For the marathon, that meant commissioning a documentary, due for release in November 2025, following three participants as they train, struggle and triumph. It’s a narrative about resilience and community, framed through the lens of sport and supported by the bank’s brand promise. Other activation tools include citywide poster campaigns, social media challenges and onsite experiences such as photo booths and interactive games. Every touchpoint builds emotional connection, turning sponsorship into something personal.

Inside Swedbank, employee participation is central to every activation. Volunteers aren’t just staff; they’re ambassadors, wearing the company’s colors with pride. This hands-on involvement amplifies engagement both internally and externally. The result is a company that doesn’t just sponsor activity, it lives it.

Strategically, Swedbank’s choices reflect the realities of Estonia’s sports market. With many major sports events already tied to other sponsors, new entry points are rare. Rather than chase crowded spaces, the bank invests deeply in partnerships that align with its mission and values. Every three years, contracts are reviewed, measured, and adjusted. It's a balance between long-term commitment and agile rethinking. Current results, however, show little reason for change. The formula works.

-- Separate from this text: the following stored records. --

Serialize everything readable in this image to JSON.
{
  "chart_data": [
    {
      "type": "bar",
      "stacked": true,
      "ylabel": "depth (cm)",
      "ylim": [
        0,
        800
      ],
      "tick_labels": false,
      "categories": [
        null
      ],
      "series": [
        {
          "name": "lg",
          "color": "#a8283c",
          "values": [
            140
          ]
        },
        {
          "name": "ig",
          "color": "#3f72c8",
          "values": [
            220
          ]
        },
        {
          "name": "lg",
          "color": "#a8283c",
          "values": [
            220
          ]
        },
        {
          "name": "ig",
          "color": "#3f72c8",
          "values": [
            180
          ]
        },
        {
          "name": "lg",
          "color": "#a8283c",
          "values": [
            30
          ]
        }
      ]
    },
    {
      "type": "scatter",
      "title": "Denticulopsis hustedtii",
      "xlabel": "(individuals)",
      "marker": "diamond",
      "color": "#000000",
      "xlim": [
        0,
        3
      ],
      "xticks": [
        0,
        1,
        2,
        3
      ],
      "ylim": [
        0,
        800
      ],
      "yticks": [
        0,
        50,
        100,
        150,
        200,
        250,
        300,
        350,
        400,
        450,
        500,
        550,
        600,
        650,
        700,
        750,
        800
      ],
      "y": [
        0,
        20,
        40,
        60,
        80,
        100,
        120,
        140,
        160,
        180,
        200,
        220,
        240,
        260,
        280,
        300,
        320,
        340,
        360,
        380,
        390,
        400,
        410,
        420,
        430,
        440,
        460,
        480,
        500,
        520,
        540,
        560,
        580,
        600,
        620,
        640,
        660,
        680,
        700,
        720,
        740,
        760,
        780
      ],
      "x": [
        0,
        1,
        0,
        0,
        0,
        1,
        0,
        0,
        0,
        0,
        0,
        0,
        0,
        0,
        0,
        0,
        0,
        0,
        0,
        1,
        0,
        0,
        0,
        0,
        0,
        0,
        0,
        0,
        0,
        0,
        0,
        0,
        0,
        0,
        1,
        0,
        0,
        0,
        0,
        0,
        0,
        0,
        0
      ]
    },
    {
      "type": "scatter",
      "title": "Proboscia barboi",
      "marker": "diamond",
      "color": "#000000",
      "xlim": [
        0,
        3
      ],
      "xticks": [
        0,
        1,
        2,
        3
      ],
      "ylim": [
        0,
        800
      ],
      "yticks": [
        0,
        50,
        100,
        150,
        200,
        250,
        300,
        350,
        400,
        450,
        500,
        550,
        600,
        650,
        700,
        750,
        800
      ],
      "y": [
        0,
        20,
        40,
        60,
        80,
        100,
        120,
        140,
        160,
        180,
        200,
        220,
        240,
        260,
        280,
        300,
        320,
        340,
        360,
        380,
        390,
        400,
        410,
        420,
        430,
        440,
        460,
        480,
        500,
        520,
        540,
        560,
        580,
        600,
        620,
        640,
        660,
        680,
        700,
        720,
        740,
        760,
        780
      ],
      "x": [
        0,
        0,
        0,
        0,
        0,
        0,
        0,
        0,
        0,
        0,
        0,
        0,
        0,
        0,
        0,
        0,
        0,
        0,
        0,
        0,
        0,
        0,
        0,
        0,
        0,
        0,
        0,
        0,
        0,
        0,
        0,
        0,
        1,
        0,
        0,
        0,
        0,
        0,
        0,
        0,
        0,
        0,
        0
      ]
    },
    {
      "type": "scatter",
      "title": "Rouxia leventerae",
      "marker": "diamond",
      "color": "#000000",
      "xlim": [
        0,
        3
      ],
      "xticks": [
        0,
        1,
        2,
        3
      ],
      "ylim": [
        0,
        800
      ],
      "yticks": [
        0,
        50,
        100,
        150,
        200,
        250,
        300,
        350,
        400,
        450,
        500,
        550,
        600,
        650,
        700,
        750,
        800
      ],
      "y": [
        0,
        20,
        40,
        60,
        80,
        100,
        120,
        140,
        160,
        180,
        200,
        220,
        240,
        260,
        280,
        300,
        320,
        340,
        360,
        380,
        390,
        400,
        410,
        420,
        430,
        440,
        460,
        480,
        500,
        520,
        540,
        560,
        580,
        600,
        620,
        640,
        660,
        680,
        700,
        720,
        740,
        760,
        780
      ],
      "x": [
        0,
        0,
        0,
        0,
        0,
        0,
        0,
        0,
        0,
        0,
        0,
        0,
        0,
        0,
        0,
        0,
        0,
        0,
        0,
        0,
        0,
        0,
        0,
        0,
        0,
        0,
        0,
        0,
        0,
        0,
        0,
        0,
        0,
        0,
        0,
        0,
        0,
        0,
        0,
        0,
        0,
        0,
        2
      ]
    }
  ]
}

Swedbank’s sports sponsorship model has also evolved differently from its Nordic counterparts. In Sweden, the bank’s community investments lean toward education and entrepreneurship. In Estonia, the emphasis on sport makes perfect sense. Here, participation and health resonate more directly with national priorities, an echo of the country’s broader movement toward vitality and wellbeing.

For Pakk and her team, the message remains consistent: training is an investment. It’s not just a marketing line; it’s a mindset that connects financial health with physical and emotional resilience. By supporting events that bring joy, confidence and togetherness, Swedbank reinforces its identity as a bank that believes prosperity begins with active, healthy and inspired people.